🤖 AI Summary
This paper investigates the origins of attribute bias and evaluation distortion in unconditional image generation. Addressing the limitation of existing bias assessments—which rely on attribute classifiers whose outputs are highly sensitive to decision boundary artifacts—we propose a reference-distribution-based bias quantification framework. Our approach integrates multi-architecture generation (Diffusion models and GANs), pretrained classifiers, and statistical sensitivity analysis. Key contributions: (1) The intrinsic attribute shift in generated distributions is empirically minimal; (2) Observed substantial bias primarily stems from classifier sensitivity to continuous attributes in high-density regions of the latent space—not from inherent model bias; (3) Current evaluation paradigms induce systematic distortion. Crucially, we demonstrate for the first time that the evaluation framework itself constitutes the dominant confounder in bias detection, challenging prevailing attribution assumptions. This insight calls for more robust, socially aware fairness evaluation practices grounded in distributional analysis rather than classifier-dependent heuristics.
📝 Abstract
The widespread adoption of generative AI models has raised growing concerns about representational harm and potential discriminatory outcomes. Yet, despite growing literature on this topic, the mechanisms by which bias emerges - especially in unconditional generation - remain disentangled. We define the bias of an attribute as the difference between the probability of its presence in the observed distribution and its expected proportion in an ideal reference distribution.
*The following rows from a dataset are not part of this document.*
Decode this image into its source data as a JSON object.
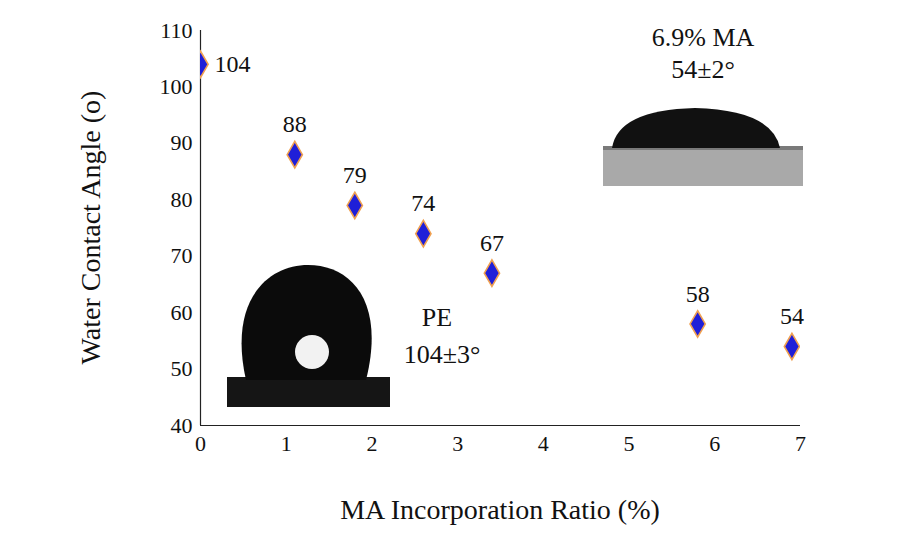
{
  "chart_data": {
    "type": "scatter",
    "xlabel": "MA Incorporation Ratio (%)",
    "ylabel": "Water Contact Angle (o)",
    "x": [
      0,
      1.1,
      1.8,
      2.6,
      3.4,
      5.8,
      6.9
    ],
    "values": [
      104,
      88,
      79,
      74,
      67,
      58,
      54
    ],
    "color": "#1f1fd8",
    "marker": "diamond",
    "data_labels": true,
    "grid": false,
    "xlim": [
      0,
      7
    ],
    "xticks": [
      0,
      1,
      2,
      3,
      4,
      5,
      6,
      7
    ],
    "ylim": [
      40,
      110
    ],
    "yticks": [
      40,
      50,
      60,
      70,
      80,
      90,
      100,
      110
    ],
    "annotations": [
      "6.9% MA",
      "54±2°",
      "PE",
      "104±3°"
    ]
  }
}
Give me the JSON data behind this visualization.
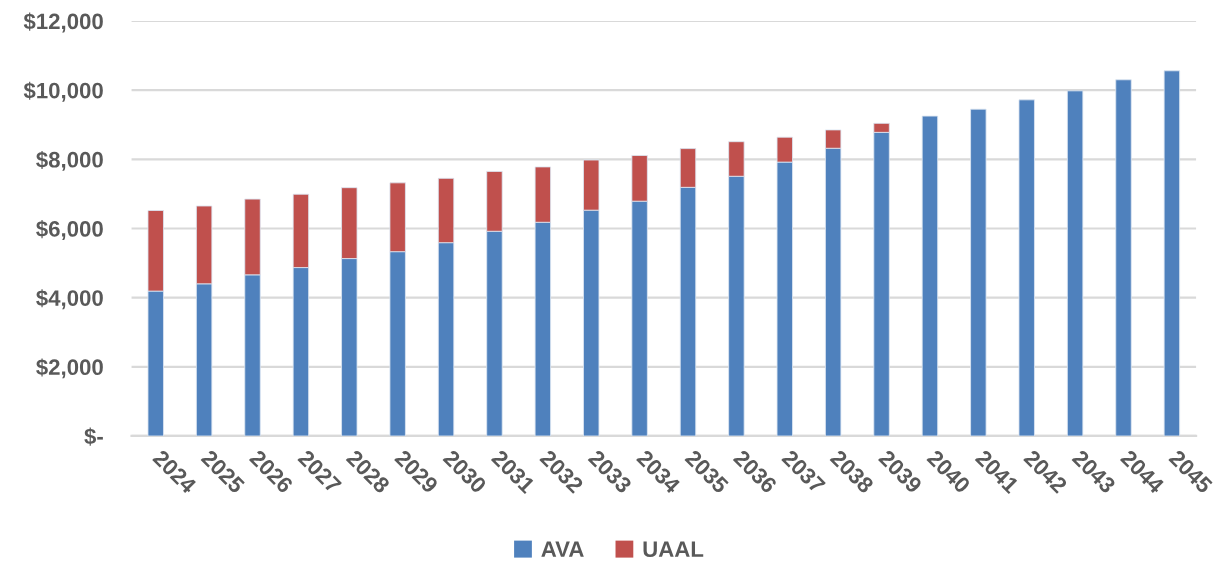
{
  "chart_data": {
    "type": "bar",
    "stacked": true,
    "categories": [
      "2024",
      "2025",
      "2026",
      "2027",
      "2028",
      "2029",
      "2030",
      "2031",
      "2032",
      "2033",
      "2034",
      "2035",
      "2036",
      "2037",
      "2038",
      "2039",
      "2040",
      "2041",
      "2042",
      "2043",
      "2044",
      "2045"
    ],
    "series": [
      {
        "name": "AVA",
        "color": "#4f81bd",
        "values": [
          4190,
          4400,
          4660,
          4870,
          5130,
          5330,
          5590,
          5920,
          6180,
          6530,
          6790,
          7190,
          7510,
          7920,
          8320,
          8780,
          9250,
          9450,
          9720,
          9980,
          10300,
          10560
        ]
      },
      {
        "name": "UAAL",
        "color": "#c0504d",
        "values": [
          2330,
          2250,
          2190,
          2120,
          2050,
          1990,
          1860,
          1730,
          1600,
          1450,
          1320,
          1120,
          1000,
          720,
          530,
          260,
          null,
          null,
          null,
          null,
          null,
          null
        ]
      }
    ],
    "ylim": [
      0,
      12000
    ],
    "yticks": [
      {
        "value": 0,
        "label": "$-"
      },
      {
        "value": 2000,
        "label": "$2,000"
      },
      {
        "value": 4000,
        "label": "$4,000"
      },
      {
        "value": 6000,
        "label": "$6,000"
      },
      {
        "value": 8000,
        "label": "$8,000"
      },
      {
        "value": 10000,
        "label": "$10,000"
      },
      {
        "value": 12000,
        "label": "$12,000"
      }
    ],
    "grid": "y",
    "legend": "bottom"
  }
}
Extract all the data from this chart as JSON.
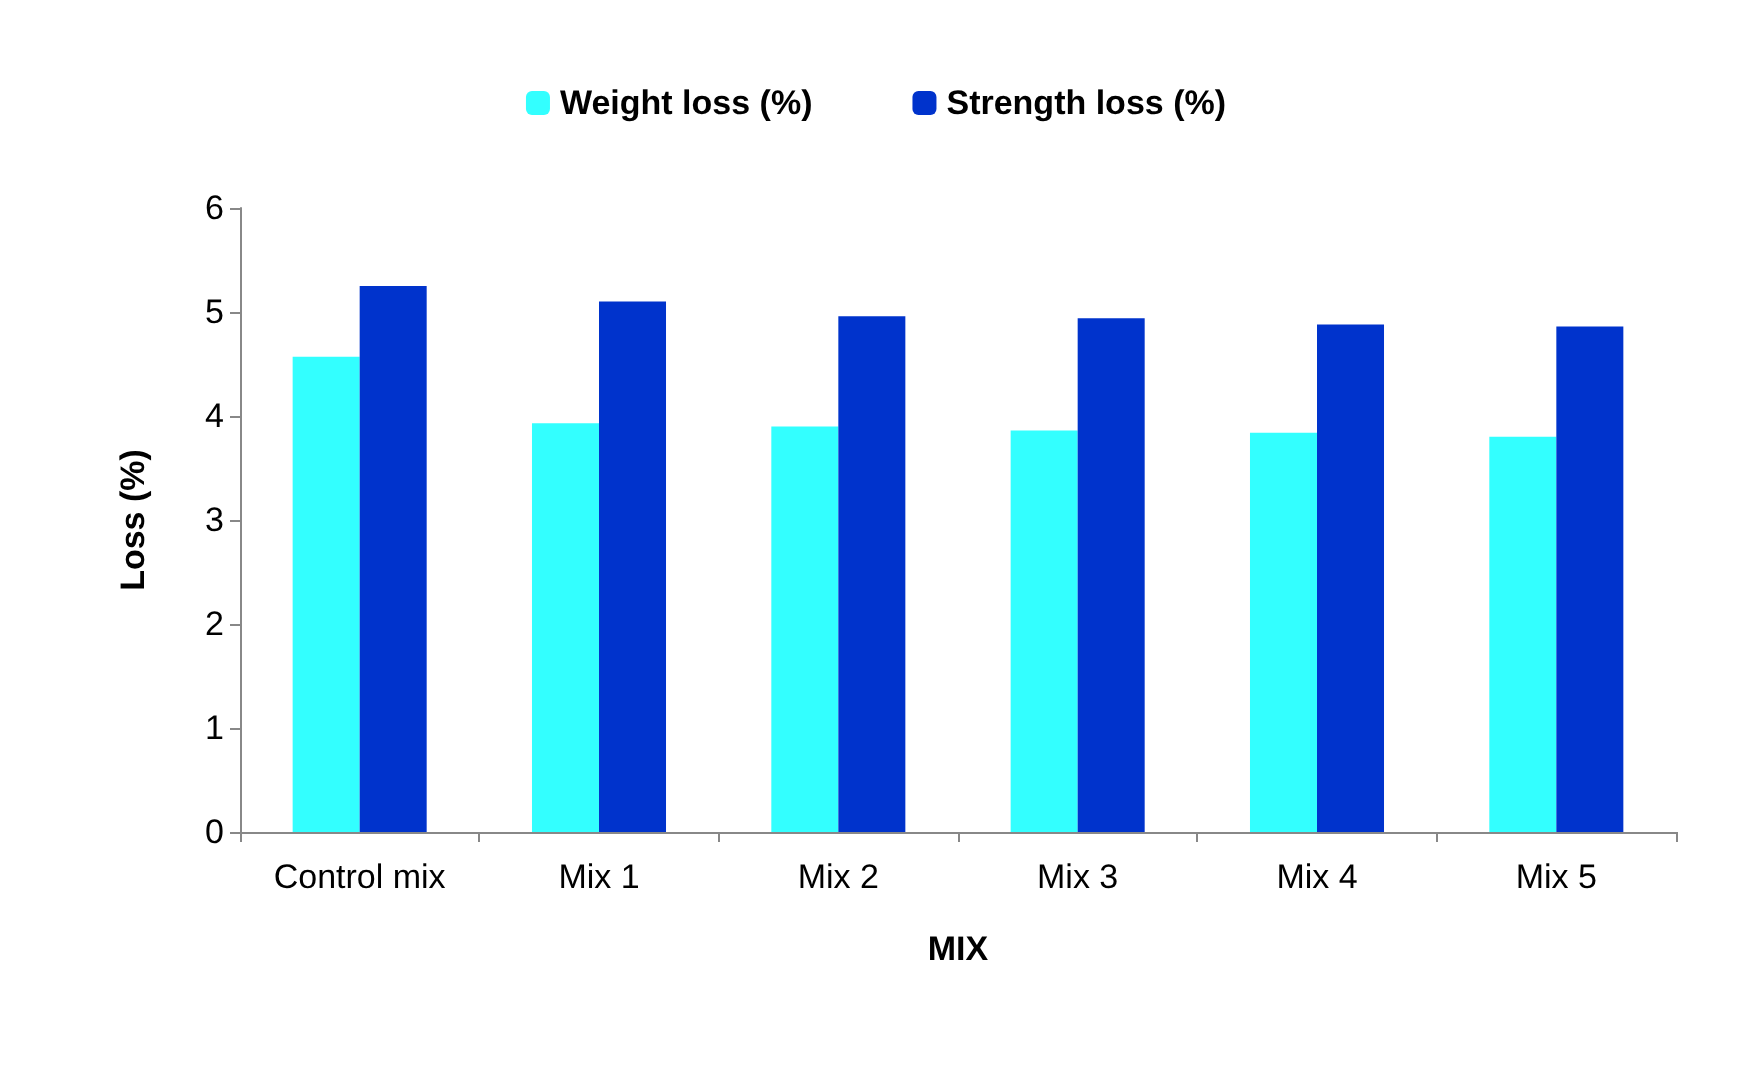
{
  "chart_data": {
    "type": "bar",
    "xlabel": "MIX",
    "ylabel": "Loss (%)",
    "categories": [
      "Control mix",
      "Mix 1",
      "Mix 2",
      "Mix 3",
      "Mix 4",
      "Mix 5"
    ],
    "series": [
      {
        "name": "Weight loss (%)",
        "color": "#33ffff",
        "values": [
          4.57,
          3.93,
          3.9,
          3.86,
          3.84,
          3.8
        ]
      },
      {
        "name": "Strength loss (%)",
        "color": "#0033cc",
        "values": [
          5.25,
          5.1,
          4.96,
          4.94,
          4.88,
          4.86
        ]
      }
    ],
    "ylim": [
      0,
      6
    ],
    "yticks": [
      0,
      1,
      2,
      3,
      4,
      5,
      6
    ],
    "grid": false,
    "legend": "top"
  }
}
In our analysis, we train a set of unconditional image generative models and adopt a commonly used bias evaluation framework to study bias shift between training and generated distributions. Our experiments reveal that the detected attribute shifts are small. We find that the attribute shifts are sensitive to the attribute classifier used to label generated images in the evaluation framework, particularly when its decision boundaries fall in high-density regions. Our empirical analysis indicates that this classifier sensitivity is often observed in attributes values that lie on a spectrum, as opposed to exhibiting a binary nature. This highlights the need for more representative labeling practices, understanding the shortcomings through greater scrutiny of evaluation frameworks, and recognizing the socially complex nature of attributes when evaluating bias.